After training camp and getting flat-out outplayed by Jack Rathbone, the Canucks’ patience began to run thin, and essentially, an ultimatum arose, it was either trade him or waive him — which posed the risk of potentially losing him for nothing.
In October, the Juolevi nightmare finally came to an end. He was traded to the Florida Panthers in exchange for Surrey, BC, product Noah Juulsen and Finnish forward Juho Lammikko. Juulsen has suited up for eight games with the Canucks this season, registering two points, he has spent most of his time with the Abbotsford Canucks.

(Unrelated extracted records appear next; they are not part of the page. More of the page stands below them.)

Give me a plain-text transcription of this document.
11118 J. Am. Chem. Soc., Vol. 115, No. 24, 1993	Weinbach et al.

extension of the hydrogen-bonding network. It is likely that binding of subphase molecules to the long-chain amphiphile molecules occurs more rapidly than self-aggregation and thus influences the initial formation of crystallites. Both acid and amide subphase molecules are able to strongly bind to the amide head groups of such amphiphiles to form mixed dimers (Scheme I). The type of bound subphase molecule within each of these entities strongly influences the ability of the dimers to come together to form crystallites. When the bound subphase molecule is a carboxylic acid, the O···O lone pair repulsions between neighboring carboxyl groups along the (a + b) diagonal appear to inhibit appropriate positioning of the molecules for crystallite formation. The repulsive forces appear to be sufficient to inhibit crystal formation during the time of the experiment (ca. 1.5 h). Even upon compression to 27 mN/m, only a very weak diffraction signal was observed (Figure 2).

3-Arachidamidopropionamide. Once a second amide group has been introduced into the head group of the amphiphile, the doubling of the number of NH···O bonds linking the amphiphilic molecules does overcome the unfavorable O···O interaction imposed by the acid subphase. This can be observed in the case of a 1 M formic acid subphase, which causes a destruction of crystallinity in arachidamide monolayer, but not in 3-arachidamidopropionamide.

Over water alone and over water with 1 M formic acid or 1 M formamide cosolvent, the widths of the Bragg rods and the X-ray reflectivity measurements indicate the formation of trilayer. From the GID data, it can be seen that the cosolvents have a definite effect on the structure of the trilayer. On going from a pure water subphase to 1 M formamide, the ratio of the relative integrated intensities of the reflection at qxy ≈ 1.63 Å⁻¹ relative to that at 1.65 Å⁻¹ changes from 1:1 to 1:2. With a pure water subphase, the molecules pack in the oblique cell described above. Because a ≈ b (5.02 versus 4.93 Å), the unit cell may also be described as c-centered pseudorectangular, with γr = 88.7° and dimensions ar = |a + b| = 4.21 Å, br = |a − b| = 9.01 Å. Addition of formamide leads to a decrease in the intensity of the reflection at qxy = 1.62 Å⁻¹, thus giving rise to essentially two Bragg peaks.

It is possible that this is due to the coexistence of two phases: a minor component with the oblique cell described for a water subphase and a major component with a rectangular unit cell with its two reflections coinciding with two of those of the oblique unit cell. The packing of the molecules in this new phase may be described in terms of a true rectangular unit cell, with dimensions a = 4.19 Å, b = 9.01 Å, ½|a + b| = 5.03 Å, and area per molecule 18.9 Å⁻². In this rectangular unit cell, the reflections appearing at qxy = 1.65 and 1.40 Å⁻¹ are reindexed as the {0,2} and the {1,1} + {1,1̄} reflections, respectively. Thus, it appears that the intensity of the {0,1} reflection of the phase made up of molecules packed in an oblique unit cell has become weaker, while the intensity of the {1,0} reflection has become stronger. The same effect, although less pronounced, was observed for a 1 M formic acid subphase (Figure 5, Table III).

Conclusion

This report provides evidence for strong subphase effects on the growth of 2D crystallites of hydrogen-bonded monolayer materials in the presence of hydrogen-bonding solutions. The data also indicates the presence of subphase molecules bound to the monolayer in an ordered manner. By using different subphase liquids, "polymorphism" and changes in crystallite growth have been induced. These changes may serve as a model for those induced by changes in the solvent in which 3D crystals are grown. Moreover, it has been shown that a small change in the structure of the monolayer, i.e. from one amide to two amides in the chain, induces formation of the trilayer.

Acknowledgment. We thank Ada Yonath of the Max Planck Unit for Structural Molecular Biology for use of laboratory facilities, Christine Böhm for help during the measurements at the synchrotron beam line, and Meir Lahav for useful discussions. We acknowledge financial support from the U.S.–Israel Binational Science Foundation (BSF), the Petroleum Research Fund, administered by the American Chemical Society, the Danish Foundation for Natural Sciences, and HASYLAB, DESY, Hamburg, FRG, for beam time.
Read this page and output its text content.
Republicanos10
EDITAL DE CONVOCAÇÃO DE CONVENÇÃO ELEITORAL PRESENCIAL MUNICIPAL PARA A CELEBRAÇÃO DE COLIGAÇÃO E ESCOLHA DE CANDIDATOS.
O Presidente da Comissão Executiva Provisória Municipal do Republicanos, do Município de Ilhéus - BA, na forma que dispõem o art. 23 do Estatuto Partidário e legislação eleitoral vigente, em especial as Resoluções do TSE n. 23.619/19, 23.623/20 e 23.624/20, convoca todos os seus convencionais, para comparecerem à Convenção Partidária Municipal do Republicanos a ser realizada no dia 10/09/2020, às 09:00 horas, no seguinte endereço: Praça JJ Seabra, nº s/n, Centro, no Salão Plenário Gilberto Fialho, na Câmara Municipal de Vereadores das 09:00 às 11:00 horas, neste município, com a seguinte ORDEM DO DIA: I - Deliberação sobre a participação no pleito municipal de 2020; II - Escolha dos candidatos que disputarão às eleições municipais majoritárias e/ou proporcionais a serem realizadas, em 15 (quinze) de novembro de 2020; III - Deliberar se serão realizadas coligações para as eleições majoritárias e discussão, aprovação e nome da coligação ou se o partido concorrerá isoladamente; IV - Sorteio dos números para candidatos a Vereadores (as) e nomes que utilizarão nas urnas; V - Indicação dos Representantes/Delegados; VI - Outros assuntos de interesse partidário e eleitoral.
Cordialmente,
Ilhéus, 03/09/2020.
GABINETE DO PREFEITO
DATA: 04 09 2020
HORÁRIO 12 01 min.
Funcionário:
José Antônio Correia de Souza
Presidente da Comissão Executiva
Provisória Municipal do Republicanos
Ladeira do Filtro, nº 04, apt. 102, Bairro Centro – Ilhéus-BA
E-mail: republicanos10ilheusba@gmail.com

Benning’s acquisition of Lammikko can go down as one of the better moves he made throughout his tenure with the Canucks. Lammikko has become a fan favourite and had found incredible chemistry on the fourth line with Matthew Highmore, and former Canuck Tyler Motte. As mentioned before, he had a slow start under Green but has had a resurgence since Bruce Boudreau has taken over the coaching duties.
Juolevi played just 10 games with the Panthers, and could not produce a single point. Then he was placed on waivers to make room for goaltender Spencer Knight, and was subsequently claimed by the Detroit Red Wings. Now that Juolevi has left the Panthers, it’s even more evident that the Canucks have won that trade fair and square.
Looking back on this draft hurts as a Canucks fan. This was one of the worst draft acquisitions by Jim Benning, but at the end of the day, the Canucks at least gained something from the Juolevi draft selection.